ツイン・ピークス ローラ・パーマー最期の7日間

原題 Twin Peaks: Fire Walk with Me
製作年 1992
製作国 アメリカ・フランス
監督 デイヴィッド・リンチ
脚本 デイヴィッド・リンチ、 ロバート・エンゲルス
音楽 アンジェロ・バダラメンティ
出演 シェリル・リー、 モイラ・ケリー、 レイ・ワイズ、 クリス・アイザック、 カイル・マクラクラン、 メッチェン・アミック、 パメラ・ギドリー、 ヘザー・グラハム、 ダナ・アシュブルック

1990年代初頭にデイヴィッド・リンチが監督したTVドラマ『ツイン・ピークス』は、人気ドラマという枠を超えて世界的な社会現象を巻き起こし、その人気と影響力は「熱狂的なブーム」から「カルト的な支持」へと変化していきました。
第1話の視聴者数は約3,460万人で、当時の視聴世帯の33%が視聴するというテレビドラマのシーズン最高記録を樹立し、「Who killed Laura Palmer?(誰がローラ・パーマーを殺したか?)」というフレーズが流行語となり、犯人を予想することが全米の日常会話の一部となりました。
また、当時のソ連大統領ゴルバチョフが、「犯人は誰か」とパパ・ブッシュ大統領経由でリンチ監督に探りを入れた、イギリスのエリザベス女王が放送時間に間に合うよう公務を切り上げたといった逸話(噂)が流れるほどの熱狂ぶりでした。

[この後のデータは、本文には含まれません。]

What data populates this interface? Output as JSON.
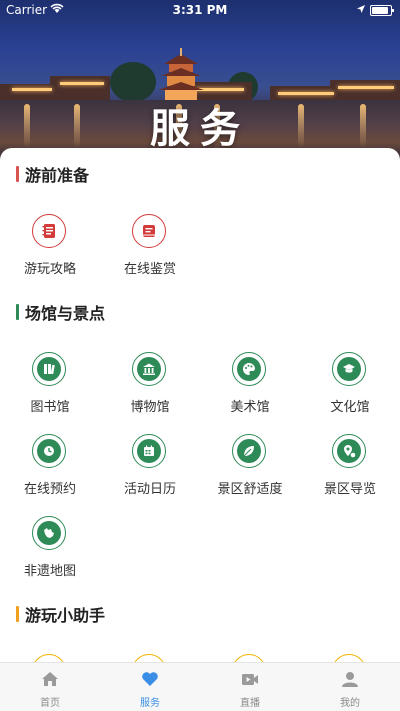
{
  "status_bar": {
    "carrier": "Carrier",
    "time": "3:31 PM"
  },
  "header": {
    "title": "服务"
  },
  "sections": [
    {
      "title": "游前准备",
      "accent": "#d9534f",
      "items": [
        {
          "label": "游玩攻略",
          "icon": "notebook-icon"
        },
        {
          "label": "在线鉴赏",
          "icon": "document-icon"
        }
      ]
    },
    {
      "title": "场馆与景点",
      "accent": "#2e8b57",
      "items": [
        {
          "label": "图书馆",
          "icon": "books-icon"
        },
        {
          "label": "博物馆",
          "icon": "museum-icon"
        },
        {
          "label": "美术馆",
          "icon": "palette-icon"
        },
        {
          "label": "文化馆",
          "icon": "graduation-cap-icon"
        },
        {
          "label": "在线预约",
          "icon": "clock-icon"
        },
        {
          "label": "活动日历",
          "icon": "calendar-icon"
        },
        {
          "label": "景区舒适度",
          "icon": "leaf-icon"
        },
        {
          "label": "景区导览",
          "icon": "map-pin-icon"
        },
        {
          "label": "非遗地图",
          "icon": "region-map-icon"
        }
      ]
    },
    {
      "title": "游玩小助手",
      "accent": "#f0a020",
      "items": []
    }
  ],
  "tabbar": [
    {
      "label": "首页",
      "icon": "home-icon",
      "active": false
    },
    {
      "label": "服务",
      "icon": "heart-icon",
      "active": true
    },
    {
      "label": "直播",
      "icon": "video-icon",
      "active": false
    },
    {
      "label": "我的",
      "icon": "user-icon",
      "active": false
    }
  ],
  "colors": {
    "red_accent": "#d33a3a",
    "green_accent": "#2e8b57",
    "yellow_accent": "#f0b400",
    "tab_active": "#3a8ee6"
  }
}
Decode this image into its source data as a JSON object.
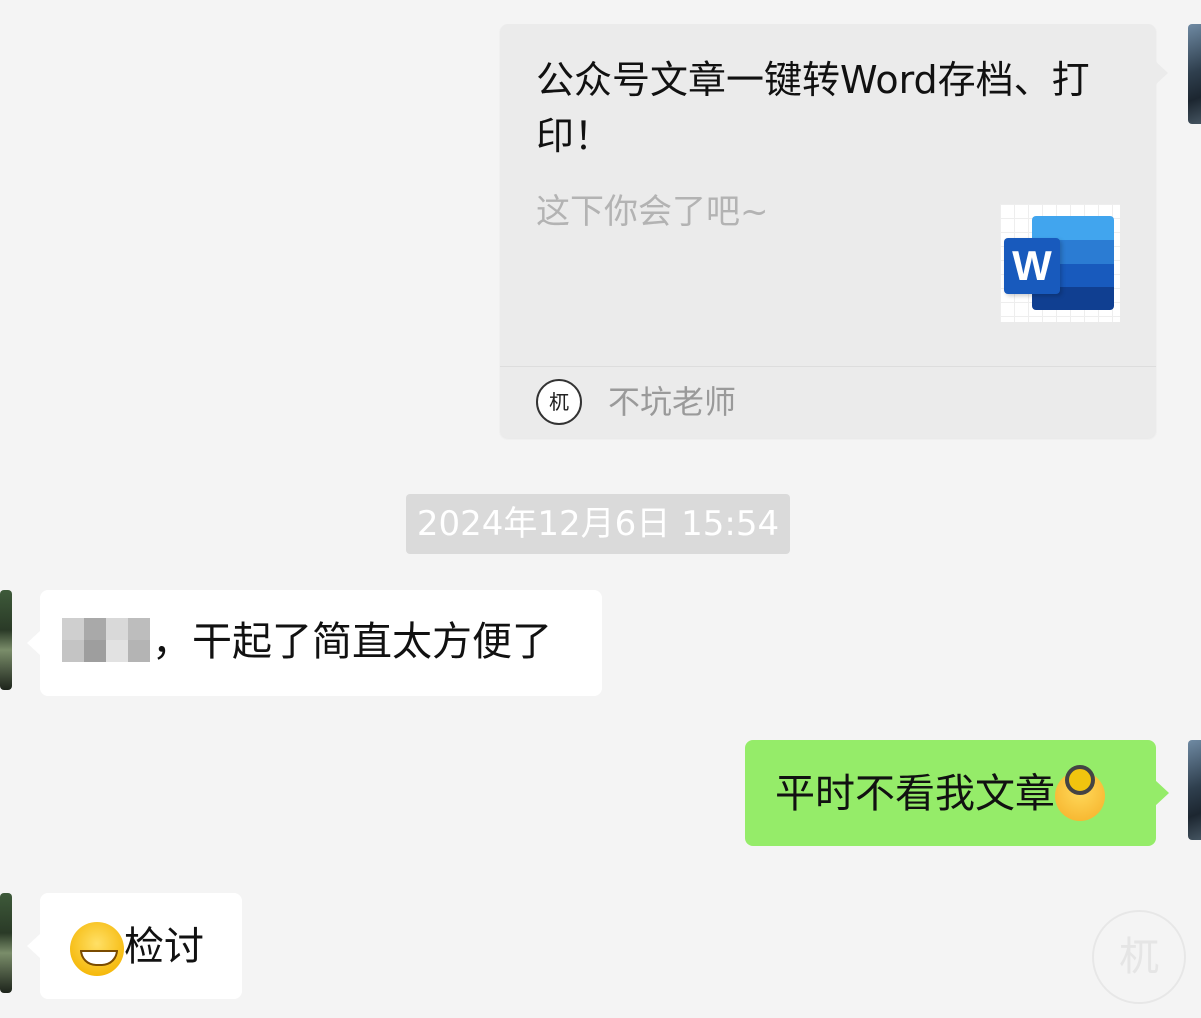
{
  "chat": {
    "article_card": {
      "title": "公众号文章一键转Word存档、打印！",
      "description": "这下你会了吧~",
      "source_name": "不坑老师",
      "thumbnail_icon": "word-doc-icon",
      "thumbnail_letter": "W",
      "source_logo_letter": "杌"
    },
    "timestamp": "2024年12月6日 15:54",
    "messages": [
      {
        "side": "received",
        "text": "，干起了简直太方便了",
        "has_redacted_name": true
      },
      {
        "side": "sent",
        "text": "平时不看我文章",
        "emoji": "covered-eyes-emoji"
      },
      {
        "side": "received",
        "text": "检讨",
        "emoji": "grinning-face-emoji"
      }
    ],
    "watermark_letter": "杌"
  },
  "colors": {
    "background": "#f4f4f4",
    "card_bg": "#ebebeb",
    "sent_bubble": "#95ec69",
    "received_bubble": "#ffffff",
    "timestamp_bg": "#dadada",
    "word_blue": "#185abd"
  }
}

日本では確か深夜枠で放送されていましたが、当時を知っている人は日本でも話題になったことを憶えているのではないでしょうか。
劇中で出てくる「チェリーパイ」が密かに人気になったとか、懐かしいですね。

ですが、シーズン2の途中で犯人が明らかになった途端に視聴率は急落し、デイヴィッド・リンチを含む制作陣は継続を望みましたが、ABC放送が却下して終わりを迎えました。
デイヴィッド・リンチが生み出す芸術的で不安を煽る “構図” と “ショット”、奇抜で謎めいた “演出” に「観るべき価値」があるのですが、テレビ視聴者は映画ファンとは違い、そこ見ずに「犯人捜しをしていただけ」という悲しい現実です。

テレビシリーズの打ち切りを受けて、すぐさまデイヴィッド・リンチは映画化に着手します。
カイル・マクラクランも出演を渋るなど、出演者選びと説得に労力を要しましたが、フランスからの出資も取り付けて何とか映画化にこじつけます。
ですが編集後も5時間超!という大作になってしまい、大幅なカットを繰り返して何とか135分に縮めます。
この影響で多数の出演者が消えていなくなりましたが、2014年のBlu-ray版で削除場面が公開されたようです。良かったですね。

 

宇宙に放り出されたらゆっくり落ちていく?それとも急降下?

急降下よ。
長いこと何も感じなくて、それからパッと燃え上がる。永遠に。
天使も助けてくれない。天使は行ってしまったから。

映画ですが、ドラマでは “死体” か “ビデオの中” しか登場しなかったローラ・パーマーを「魂が崩壊していく一人の人間」として生々しく描いた作品として、演じたシェリル・リーを含めて評価すべき作品です。
また、性的虐待や依存症、絶望や悲劇といったテーマを正面から描き、それなりの重みや社会性もありますが、テレビ版のファンからすると「ダークすぎる」「難しすぎる」「クーパーはどこへ行った?」というブーイングの嵐でした。
結局、「コアな映画はテレビファンを満足させられない」という永遠の課題が再認識された形です。
コアな映画ファンとしては、リンチ監督の特殊な才能が認められず悲しいですね…

冒頭で出てくる謎の女性リル(赤い服で変な顔)ですが、キンバリー・アン・コールという演劇教師だそうです。
本人はこの強烈な役が更なる映画出演に繋がると期待していたようですが、「あの役が奇妙で強烈すぎる」という理由でその後の映画出演はゼロという残念な結果となりました。